I remember being quite apprehensive about open sourcing my first component from work on Chime. I guess I was a little worried about how it would be received. Of course, it turned out just fine. In fact, it went well enough that I have continued open sourcing more and more components. Across my personal and Chime projects, I now maintain 42 packages.

One reason there are so many is I’ve come to be a huge believer in small, focused libraries. And while I do love this approach, it does come with a drawback: transitive dependencies.

The Problem

At first, I was pretty liberal with my own packages’ dependencies. Yet consistently, the number one bit of feedback I get about people hesitating to use things I make is not bugs, lack of features/documentation. It’s wanting to avoid dependencies. People just don’t like dependencies.

And you know what they like even less? Dependencies that have dependencies. This situation is called transitive dependencies, and I now think about it a fair bit when working on my own projects.

That’s because it is a particularly tricky problem for small libraries. They often need to be used in combination with other libraries to solve concrete problems.

Case Study: EditorConfig

To set the stage, we’re going to look at a package I published relatively recently for working with editorconfig files. Editorconfig is a way to help text editors maintain a standard coding style across users.

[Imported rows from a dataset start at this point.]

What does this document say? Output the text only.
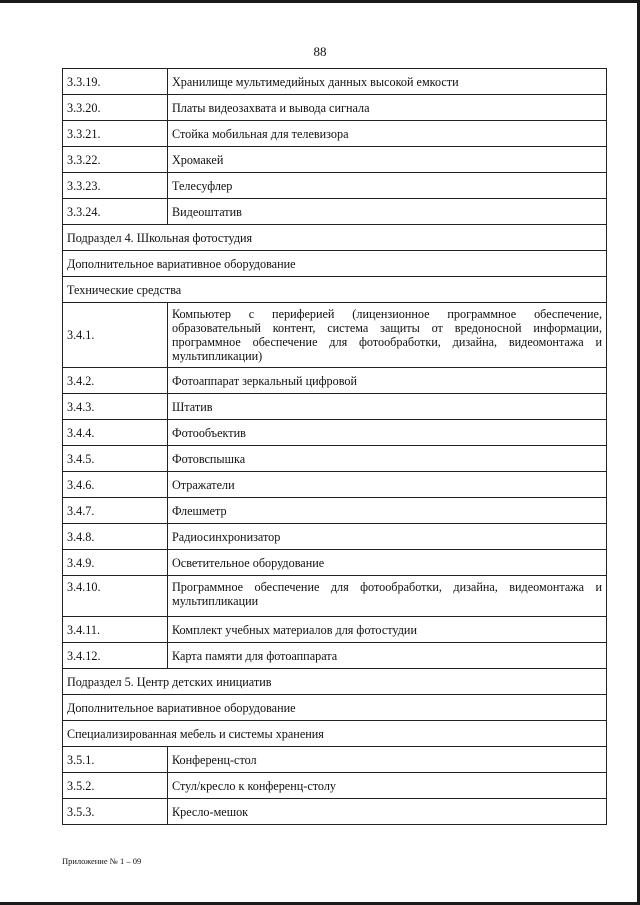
88
3.3.19.	Хранилище мультимедийных данных высокой емкости
3.3.20.	Платы видеозахвата и вывода сигнала
3.3.21.	Стойка мобильная для телевизора
3.3.22.	Хромакей
3.3.23.	Телесуфлер
3.3.24.	Видеоштатив
Подраздел 4. Школьная фотостудия	
Дополнительное вариативное оборудование	
Технические средства	
3.4.1.	Компьютер с периферией (лицензионное программное обеспечение, образовательный контент, система защиты от вредоносной информации, программное обеспечение для фотообработки, дизайна, видеомонтажа и мультипликации)
3.4.2.	Фотоаппарат зеркальный цифровой
3.4.3.	Штатив
3.4.4.	Фотообъектив
3.4.5.	Фотовспышка
3.4.6.	Отражатели
3.4.7.	Флешметр
3.4.8.	Радиосинхронизатор
3.4.9.	Осветительное оборудование
3.4.10.	Программное обеспечение для фотообработки, дизайна, видеомонтажа и мультипликации
3.4.11.	Комплект учебных материалов для фотостудии
3.4.12.	Карта памяти для фотоаппарата
Подраздел 5. Центр детских инициатив	
Дополнительное вариативное оборудование	
Специализированная мебель и системы хранения	
3.5.1.	Конференц-стол
3.5.2.	Стул/кресло к конференц-столу
3.5.3.	Кресло-мешок
Приложение № 1 – 09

(Some readers may wonder why I did not just wrap the editorconfig C library up in a Swift package. The build process for that C library is non-trivial, and SPM cannot handle it without considerable modification.)

Editorconfig makes use of patterns called “globs”. Interpreting these patterns is well supported by the fnmatch standard C API. However, the editorconfig standard also supports something called “grouping”, which actually is not part of the standard glob syntax. But, it is really handy. In fact, it is so handy that the Language Server Protocol also uses globs with grouping in a number of places. And as it turns out, I also maintain another library for interacting with language servers.

Group expansion is something typically done by a shell, and it is difficult to do without one. So, I now have two, unrelated places where I need to handle the same complex operation.

A Protocol?

One great technique for breaking transitive dependencies is to introduce a protocol. We could make an API like this:

protocol GlobPatternMatcher {
    func match(string: String) -> Bool

class Resolver {
    init(globPatternMatcher: GlobPatternMatcher) {

The Resolver class has a dependency on some type that can match glob patterns. So we pull that out into a protocol, and let our clients define how it should work.

A Function?

In this case, we don’t really need any of the extra powers that a protocol provides. We can get by with just a single function!

class Resolver {
    typealias GlobPatternMatcher = (String) -> Bool

    init(globPatternMatcher: @escaping GlobPatternMatcher) {

This does everything we need and is also wonderfully simple.

A Plain Dependency?

Whether we choose to use a function or protocol, we still have an issue. Users of this package need to find a way to evaluate the glob patterns. This could possibly be done via another package. Or, they might opt to just use fnmatch and handle grouping incorrectly.

The point is, we’ve shifted the responsibility onto every client that would ever use this package. In the case of editorconfig, it would be easy to do, but hard to justify. This behavior is at the core of what this library is supposed to do.

So, I oped to just make another package that handles the glob logic and add it as a dependency.


I now try hard to think about any transitive dependency I bring in to my own packages. If I can pull out some non-critical functionality, I will. And that’s important. The package must be useful without whatever dependency you are trying to remove. If clients will always need it, you’ve saved nothing and also made your package harder to use.

When I do this, I typically reach for functions first. If I cannot get by with just one, I’d try a struct that contains a bunch of functions. Only if those two don’t work will I turn to protocols. This is plain old dependency injection. But, I haven’t run into it too often to minimize cross-package dependencies, and I think its a great way to do it.

If you are a package author, I’d recommend thinking about your own transitive dependencies more deeply. Maybe a single function could help.